Ministério Público lança campanha de combate à violência sexual
Somente em Maceió, em 2016, 107 ações foram ajuizadas contra estupradores de crianças e adolescentes
“Ele me pegou pelo braço, ameaçou-me de morte caso eu tentasse fugir, fechou a porta da casa, levou-me para dentro do quarto, jogou-me em cima da cama, tirou a roupa e me obrigou a praticar sexo oral e carnal. Puxou meus cabelos várias vezes e não consegui me esquivar porque tamanha era a sua força. Depois chegou um outro homem, o Rose, que também me obrigou a praticar sexo. Ele fazia ameaças de cortar o meu cabelo se eu não fizesse o que estava mandando. Quando o Rose saiu, chegou o terceiro, que sequer sei o nome, e deu um tapa em meu rosto antes de começar o abuso. Nesse momento, o Rose e os outros agressores entraram no quarto para filmar o que estava acontecendo. Ele me mandava ficar de perna aberta, caso contrário, iria me matar”.

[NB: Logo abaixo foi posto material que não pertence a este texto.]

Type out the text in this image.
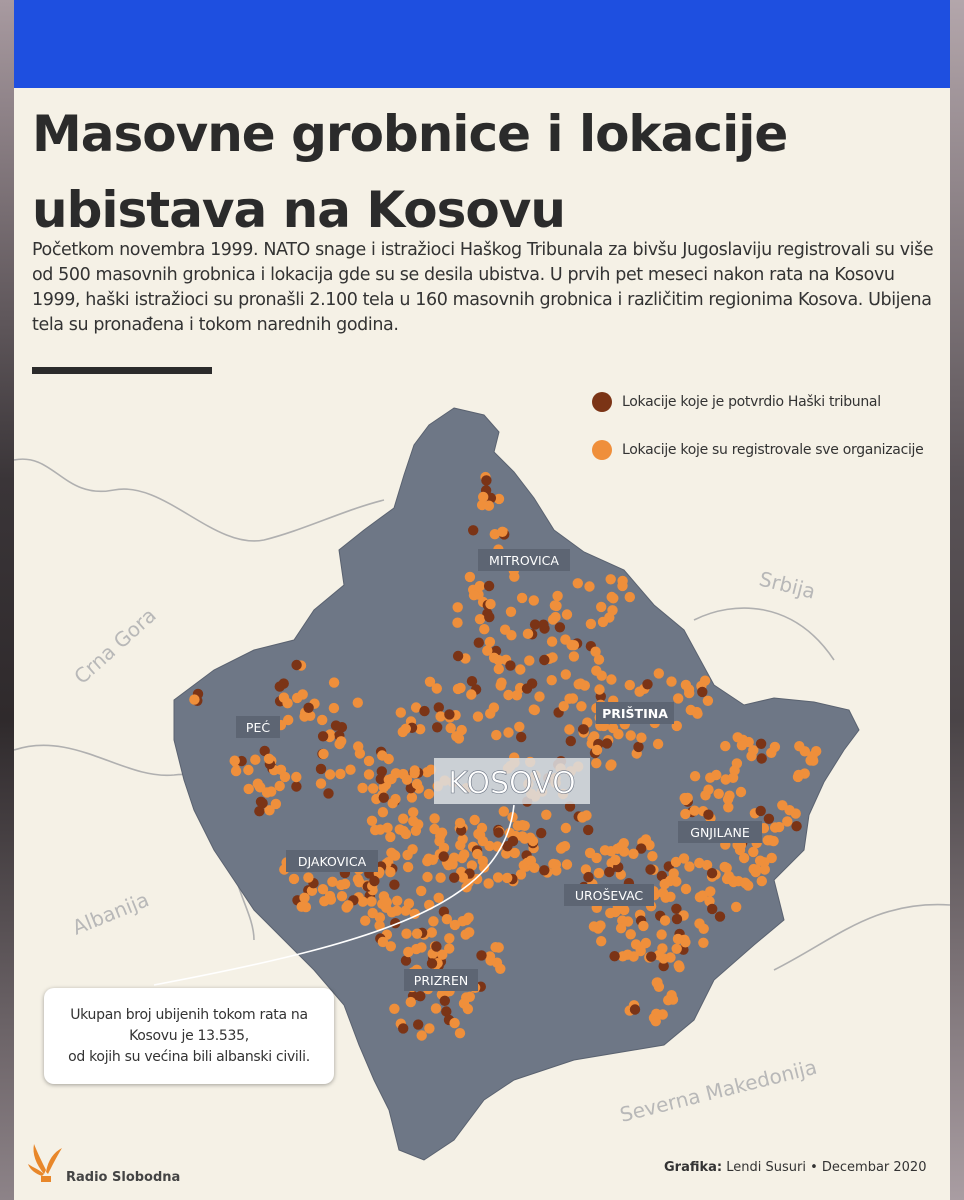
Masovne grobnice i lokacije
ubistava na Kosovu

Početkom novembra 1999. NATO snage i istražioci Haškog Tribunala za bivšu Jugoslaviju registrovali su više od 500 masovnih grobnica i lokacija gde su se desila ubistva. U prvih pet meseci nakon rata na Kosovu 1999, haški istražioci su pronašli 2.100 tela u 160 masovnih grobnica i različitim regionima Kosova. Ubijena tela su pronađena i tokom narednih godina.

Crna Gora
Srbija
Albanija
Severna Makedonija
MITROVICA
PRIŠTINA
PEĆ
GNJILANE
DJAKOVICA
UROŠEVAC
PRIZREN
KOSOVO
Lokacije koje je potvrdio Haški tribunal
Lokacije koje su registrovale sve organizacije
Ukupan broj ubijenih tokom rata na
Kosovu je 13.535,
od kojih su većina bili albanski civili.
Radio Slobodna
Grafika: Lendi Susuri • Decembar 2020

O relato assustador é da adolescente Maria Eduarda - nome fictício -, de 14 anos, violentada sexualmente por quatro homens entre os dias 07 e 08 de outubro de 2015, no Conjunto Aprígio Vilela, no complexo Benedito Bentes, em Maceió. A jovem, que havia saído de casa a procura do irmão, quando foi vista por um dos agressores, identificado apenas como Fábio, apelidado de 'Chapa Jhow', foi forçada a entrar na residência dele. Começavam ali os seus momentos de horror.
O caso de estupro envolvendo Maria Eduarda foi apenas mais um dos que chegaram à 59ª Promotoria de Justiça da Capital, que tem atribuições para atuar em crimes contra criança, adolescente, idoso, além de infrações de trânsito. Sob a titularidade da promotora de Justiça Dalva Tenório, a promotoria vê crescer a quantidade de abusos praticados contra crianças e adolescentes. Só este ano, ela já ajuizou 64 denúncias contra agressores. “Os casos são revoltantes e nos levam a refletir sobre a capacidade do ser humano em fazer o mal. Só uma mente má ou doentia é capaz de tamanha barbaridade. E foi justamente por causa desse número crescente de casos que vitimizam tantas pessoas que o Ministério Público Estadual de Alagoas resolveu criar uma campanha de combate ao abuso sexual infantojuventil e contra mulheres. Nosso foco serão as redes sociais que, atualmente, possuem um poder de mobilização gigantesco”, afirmou ela.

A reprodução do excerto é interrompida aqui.